Why is Lewandowski still on television? Fox News, I can understand…but shouldn’t a respectable news organization assess the quality of their contributors, and refuse to consider giving air time to people who are demonstrably untrustworthy and dishonest?

Exuberance! Shenanigans!

Oh, those wacky Trump supporters…they are so filled with joy, they planned a big victory parade in North Carolina!

The Loyal White Knights had previously announced they would hold a “Trump victory parade” in Pelham on Saturday morning. Hundreds of protestors and reporters arrived in the small town in Caswell County for the event, though the KKK never showed.

Oh, no, they didn’t show? Were they overwhelmed with a surfeit of exhilaration? Did they party just a little too hard? I supposed you could say that.

The founder of the local Ku Klux Klan was unable to participate in the group’s festivities Saturday because he was in jail in connection with the stabbing and beating of another man at a KKK meeting the night before.

The Caswell County Sheriff’s Office reported Saturday night that two men were arrested that morning after allegedly assaulting a man who was in town for a Loyal White Knights meeting.

What a shame.

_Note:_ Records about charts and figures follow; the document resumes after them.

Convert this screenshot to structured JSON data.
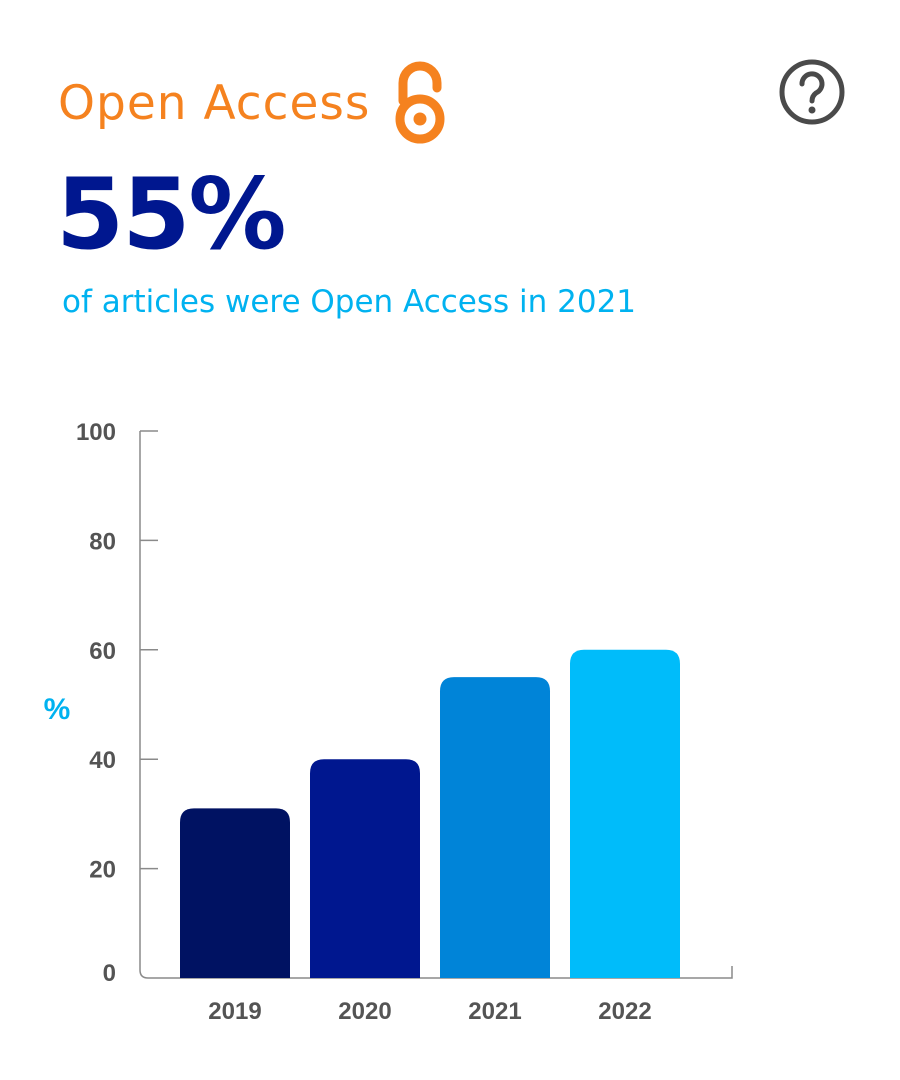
{
  "header": {
    "title": "Open Access",
    "title_color": "#f5821f",
    "icon": "open-access-lock-icon",
    "help_icon": "question-circle-icon"
  },
  "highlight": {
    "value": "55%",
    "value_color": "#00178f",
    "caption": "of articles were Open Access in 2021",
    "caption_color": "#00b2f0"
  },
  "chart_data": {
    "type": "bar",
    "categories": [
      "2019",
      "2020",
      "2021",
      "2022"
    ],
    "values": [
      31,
      40,
      55,
      60
    ],
    "colors": [
      "#001262",
      "#00178f",
      "#0084d8",
      "#00bcfa"
    ],
    "title": "",
    "xlabel": "",
    "ylabel": "%",
    "ylim": [
      0,
      100
    ],
    "yticks": [
      0,
      20,
      40,
      60,
      80,
      100
    ],
    "grid": false,
    "legend": "none"
  }
}
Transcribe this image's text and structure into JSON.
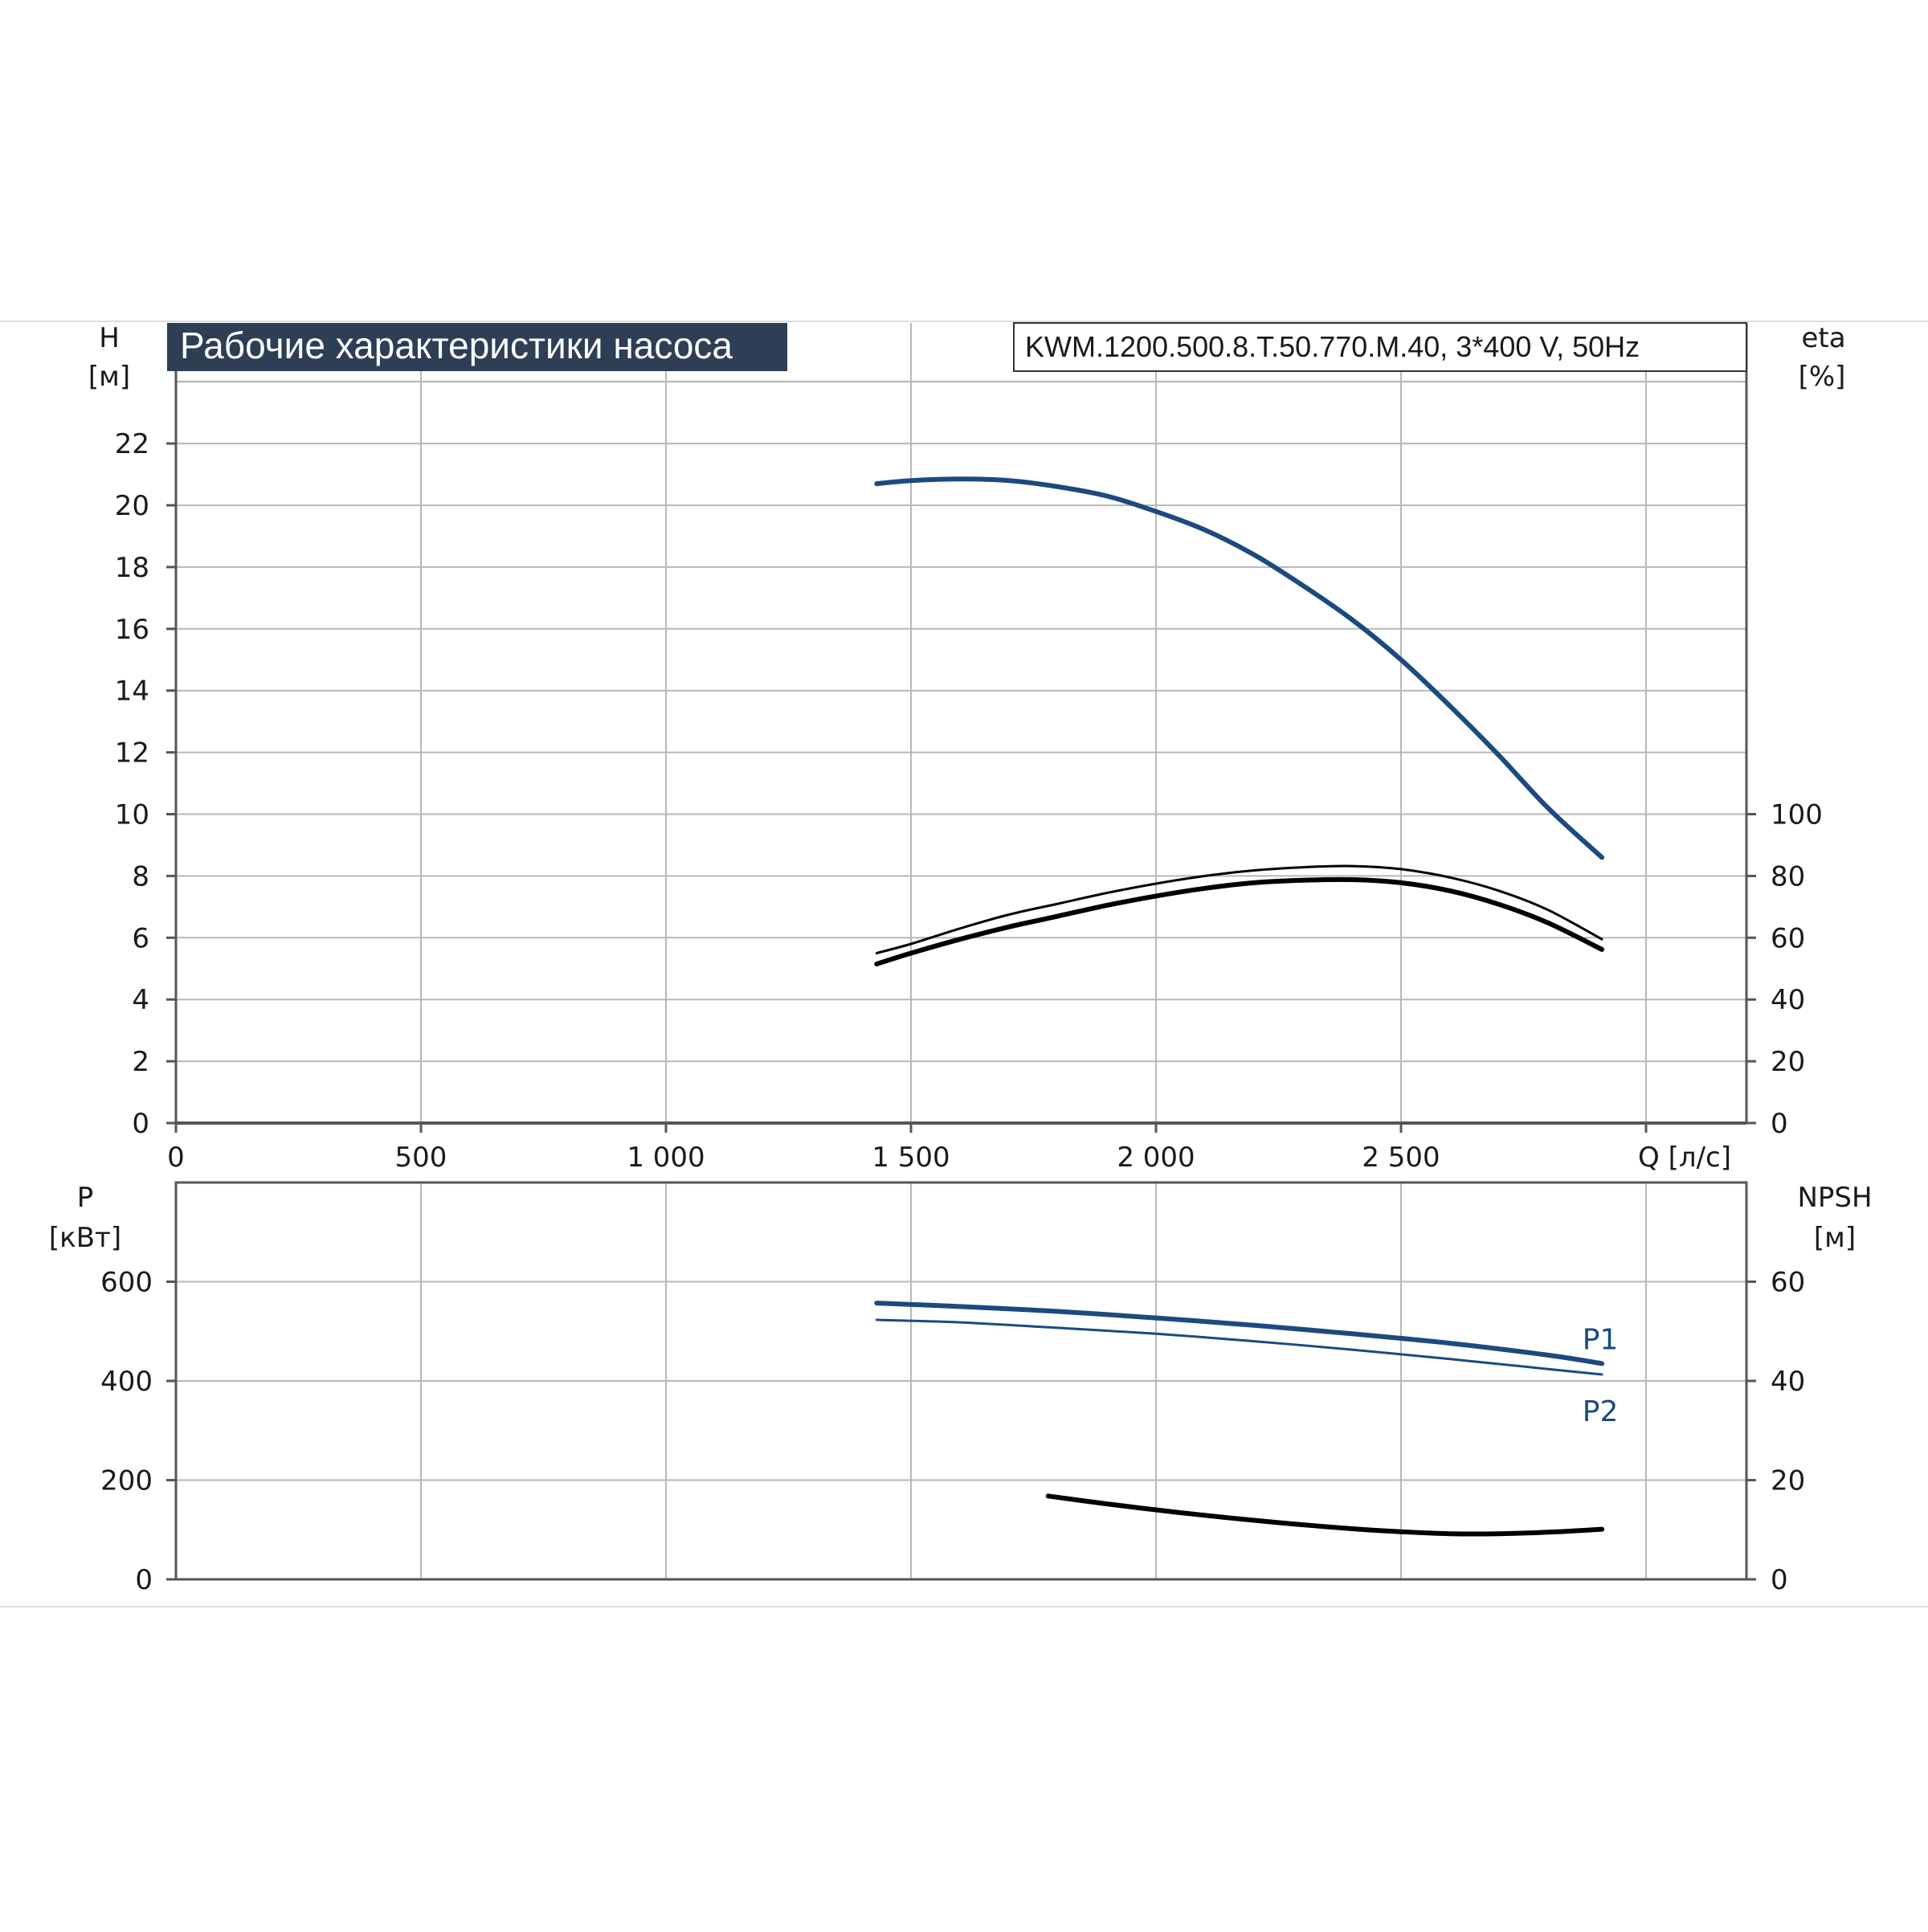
{
  "title": "Рабочие характеристики насоса",
  "model": "KWM.1200.500.8.T.50.770.M.40, 3*400 V, 50Hz",
  "colors": {
    "head": "#1c4a80",
    "power": "#1c4a80",
    "efficiency": "#000000",
    "npsh": "#000000",
    "grid": "#b8b8b8",
    "title_bg": "#2d3e55"
  },
  "chart_data": [
    {
      "type": "line",
      "name": "head-efficiency",
      "x_ticks": [
        "0",
        "500",
        "1 000",
        "1 500",
        "2 000",
        "2 500",
        "Q [л/с]"
      ],
      "x_values": [
        0,
        500,
        1000,
        1500,
        2000,
        2500
      ],
      "xlim": [
        0,
        3200
      ],
      "left_axis": {
        "label": "H",
        "unit": "[м]",
        "ticks": [
          "0",
          "2",
          "4",
          "6",
          "8",
          "10",
          "12",
          "14",
          "16",
          "18",
          "20",
          "22"
        ],
        "lim": [
          0,
          24
        ]
      },
      "right_axis": {
        "label": "eta",
        "unit": "[%]",
        "ticks": [
          "0",
          "20",
          "40",
          "60",
          "80",
          "100"
        ],
        "lim": [
          0,
          240
        ]
      },
      "grid": true,
      "series": [
        {
          "id": "H",
          "axis": "left",
          "color": "#1c4a80",
          "width": 6,
          "x": [
            1430,
            1500,
            1600,
            1700,
            1800,
            1900,
            2000,
            2100,
            2200,
            2300,
            2400,
            2500,
            2600,
            2700,
            2800,
            2910
          ],
          "y": [
            20.7,
            20.8,
            20.85,
            20.8,
            20.6,
            20.3,
            19.8,
            19.2,
            18.4,
            17.4,
            16.3,
            15.0,
            13.5,
            11.9,
            10.2,
            8.6
          ]
        },
        {
          "id": "eta-upper",
          "axis": "right",
          "color": "#000000",
          "width": 3,
          "x": [
            1430,
            1500,
            1600,
            1700,
            1800,
            1900,
            2000,
            2100,
            2200,
            2300,
            2400,
            2500,
            2600,
            2700,
            2800,
            2910
          ],
          "y": [
            55,
            58,
            63,
            67.5,
            71,
            74.5,
            77.5,
            80,
            81.8,
            82.8,
            83.2,
            82.2,
            79.5,
            75.2,
            69,
            59.5
          ]
        },
        {
          "id": "eta-lower",
          "axis": "right",
          "color": "#000000",
          "width": 6,
          "x": [
            1430,
            1500,
            1600,
            1700,
            1800,
            1900,
            2000,
            2100,
            2200,
            2300,
            2400,
            2500,
            2600,
            2700,
            2800,
            2910
          ],
          "y": [
            51.5,
            55,
            59.5,
            63.5,
            67,
            70.5,
            73.5,
            76,
            77.8,
            78.6,
            78.8,
            77.8,
            75.2,
            70.8,
            64.8,
            56.2
          ]
        }
      ]
    },
    {
      "type": "line",
      "name": "power-npsh",
      "xlim": [
        0,
        3200
      ],
      "left_axis": {
        "label": "P",
        "unit": "[кВт]",
        "ticks": [
          "0",
          "200",
          "400",
          "600"
        ],
        "lim": [
          0,
          800
        ]
      },
      "right_axis": {
        "label": "NPSH",
        "unit": "[м]",
        "ticks": [
          "0",
          "20",
          "40",
          "60"
        ],
        "lim": [
          0,
          80
        ]
      },
      "grid": true,
      "series": [
        {
          "id": "P1",
          "label": "P1",
          "axis": "left",
          "color": "#1c4a80",
          "width": 6,
          "x": [
            1430,
            1600,
            1800,
            2000,
            2200,
            2400,
            2600,
            2800,
            2910
          ],
          "y": [
            557,
            550,
            540,
            527,
            512,
            495,
            476,
            452,
            435
          ]
        },
        {
          "id": "P2",
          "label": "P2",
          "axis": "left",
          "color": "#1c4a80",
          "width": 3,
          "x": [
            1430,
            1600,
            1800,
            2000,
            2200,
            2400,
            2600,
            2800,
            2910
          ],
          "y": [
            523,
            518,
            507,
            495,
            480,
            463,
            444,
            424,
            413
          ]
        },
        {
          "id": "NPSH",
          "axis": "right",
          "color": "#000000",
          "width": 6,
          "x": [
            1780,
            1900,
            2000,
            2100,
            2200,
            2300,
            2400,
            2500,
            2600,
            2700,
            2800,
            2910
          ],
          "y": [
            16.8,
            15.2,
            14.0,
            12.9,
            11.9,
            11.0,
            10.2,
            9.6,
            9.2,
            9.2,
            9.5,
            10.1
          ]
        }
      ]
    }
  ]
}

I hope this doesn’t quench the Klan’s joie de vivre, and that they have many more exultant, triumphant meetings in the future.

A #NODAPL victory?

The infamous pipeline is going to be rerouted.

The Army will not approve an easement that would allow the proposed Dakota Access Pipeline to cross under Lake Oahe in North Dakota, the Army’s assistant secretary for civil works announced Sunday.

It must be a good decision, because it’s really pissing off the right people.

North Dakota’s sole member in the House of Representatives, Rep. Kevin Cramer, a Republican, expressed his disapproval in a scathing statement released Sunday that slammed President Barack Obama as well as the protestors.

“I hoped even a lawless president wouldn’t continue to ignore the rule of law. However, it was becoming increasingly clear he was punting this issue down the road,” Cramer wrote. “Today’s unfortunate decision sends a very chilling signal to others who want to build infrastructure in this country. Roads, bridges, transmission lines, pipelines, wind farms and water lines will be very difficult, if not impossible, to build when criminal behavior is rewarded this way.”

Building infrastructure is great. Building great dangerous leaky pipelines to pump poison over water supplies, and to torment and abuse the people most affected by them, is not. Suppressing the people’s right to protest is also not great.